Okay, I get lots of rejection letters. I've gotten at least fifty in the last two years, regarding my stories and essays which I put a lot of time and effort and, you know, soul into. Some of them were really disappointing. But this is, quite seriously, the coldest rejection letter I have ever gotten:
SUBJECT: [NAME OF SCHOOL] DENY LETTER
March 14, 2011
ID Number: [redacted]
Dear Ms. Gan:
Your application for admission to [name of university] to study in the Creative Writing (MFA) program has been carefully reviewed by your department. Based on their recommendation, I regret to inform you that we cannot act favorably on your application.
If you wish further information regarding this action, please feel free to contact the Creative Writing (MFA) program at:
You may wish to consider other degree/certificate programs at [name of university]. Information and web links are available at [unhelpful website].
We thank you for your interest in [name of university] and wish you success in your future endeavors.
I'm not super surprised, however, that I got rejected. For your amusement, this is the most likely answer I can give you: my personal statement. (Understand that I took a pretty serious gamble on the fact that it was a creative writing program and that I will never be able to fully shake my, um, aversion to authority figures.)
Prompt: A personal statement including your writing background, intended area of specialization, a brief self-evaluation of recent work, and goals.
In preparation for my course of graduate study, I had an existential crisis my junior year of college, changed majors, read One Flew Over the Cuckoo's Nest, wrote a thesis on whether or not my self existed and whether it was important if it did, refused to attend my own graduation ceremony, had a cap and gown foisted on me by my boyfriend's mother anyway, read Eat, Pray, Love, broke up with my boyfriend, moved in with my ex-boyfriend Peter, went on a cross-country road trip with Peter to visit all of my other ex-boyfriends, wrote a book about it. I read Franny and Zooey, taught myself to play the guitar, started running again, drank enough Jack and Diets to fill a small lakebed, got a job as a line cook, quit my job as a line cook, fell in with a Sufi Dervish who asked me to move to Boston with him, almost moved to Boston with him until it became apparent that he only needed a supplemental income for his rented room in the Sufi House, tried not to kill Peter when he said, “I told you so,” read The Subterraneans, cried a lot.

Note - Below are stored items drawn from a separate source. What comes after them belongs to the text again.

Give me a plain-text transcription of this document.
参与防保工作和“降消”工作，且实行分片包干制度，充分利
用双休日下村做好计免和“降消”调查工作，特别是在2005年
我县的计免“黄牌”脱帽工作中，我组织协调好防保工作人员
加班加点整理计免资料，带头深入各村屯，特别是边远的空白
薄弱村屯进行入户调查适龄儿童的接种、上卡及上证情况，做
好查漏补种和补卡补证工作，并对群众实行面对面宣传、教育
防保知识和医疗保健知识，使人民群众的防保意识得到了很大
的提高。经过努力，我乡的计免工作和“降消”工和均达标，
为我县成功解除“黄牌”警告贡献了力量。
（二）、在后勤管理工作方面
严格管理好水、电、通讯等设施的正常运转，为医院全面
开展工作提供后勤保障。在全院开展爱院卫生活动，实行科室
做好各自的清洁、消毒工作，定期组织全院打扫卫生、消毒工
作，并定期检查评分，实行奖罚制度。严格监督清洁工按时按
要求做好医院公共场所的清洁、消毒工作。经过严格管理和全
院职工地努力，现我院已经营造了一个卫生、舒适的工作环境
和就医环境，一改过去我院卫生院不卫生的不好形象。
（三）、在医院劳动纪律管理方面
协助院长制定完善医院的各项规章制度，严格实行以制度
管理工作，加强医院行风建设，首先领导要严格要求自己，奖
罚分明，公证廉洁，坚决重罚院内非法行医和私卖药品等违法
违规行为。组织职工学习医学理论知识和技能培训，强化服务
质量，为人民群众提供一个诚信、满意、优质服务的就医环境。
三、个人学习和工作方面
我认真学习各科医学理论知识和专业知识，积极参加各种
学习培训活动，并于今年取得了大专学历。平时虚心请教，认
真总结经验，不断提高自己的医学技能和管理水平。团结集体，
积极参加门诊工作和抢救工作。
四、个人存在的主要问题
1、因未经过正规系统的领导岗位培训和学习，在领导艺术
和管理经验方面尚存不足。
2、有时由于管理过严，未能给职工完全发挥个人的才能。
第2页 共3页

I spent a whole summer unemployed, met a new friend, moved in to her old apartment when she moved out, introduced her to Peter, tried not to feel like a third wheel, fell in love with her ex-boyfriend, lost both of them, drove to San Diego to see an old high school friend, experienced my first earthquake, wrote a story about it all. I read Twilight, tried to parse out feminist me from the part of me that loved Twilight, stayed single for a whole year, learned to broil steaks. I read Man's Search for Meaning and Seneca's On the Shortness of Life, realized I couldn't do work I loathed for eight hours a day and still consider myself a functional human being, got a job at the Arizona Science Center, ran a half-marathon along the rim of the Grand Canyon, got a story published and nominated for a Pushcart Prize, discovered the only writer I knew had joined the Peace Corps and moved to Mongolia, and decided to apply to grad school to find more and better writers to talk to.
My weaknesses as a writer are as follows: hot cups of tea, the way the sky looks in any state west of the Continental Divide, double yellow lines, the sound and rhythm of the King James Bible, coniferous forests, wiry men with blue eyes who lean against walls to pack their cigarettes, kittens, Uniball pens, Fitzgerald, 2 a.m., cars with their windows down, Jack and Diets, fireflies, hookahs, cheap airfare, the entire country of France, an inclination towards the term “thing” to help preserve interesting sentence structures, large bodies of water, Annie Proulx, new blue jeans, Highway 61 Revisited.
My strengths as a writer, on the other hand, are such: an inability to tell a lie without extreme physical discomfort; general disdain for all television shows except House, M.D.; a tendency to allow the qualifier interesting to take precedence over the qualifier kind when it comes to choosing my friends; the ability to sit at a desk for nine hours at a time; a temperament that leads me to withold judgment while always believing in the best of people; the most ridiculous good luck; the inability to be told what to do or how to think; a perfectionist streak.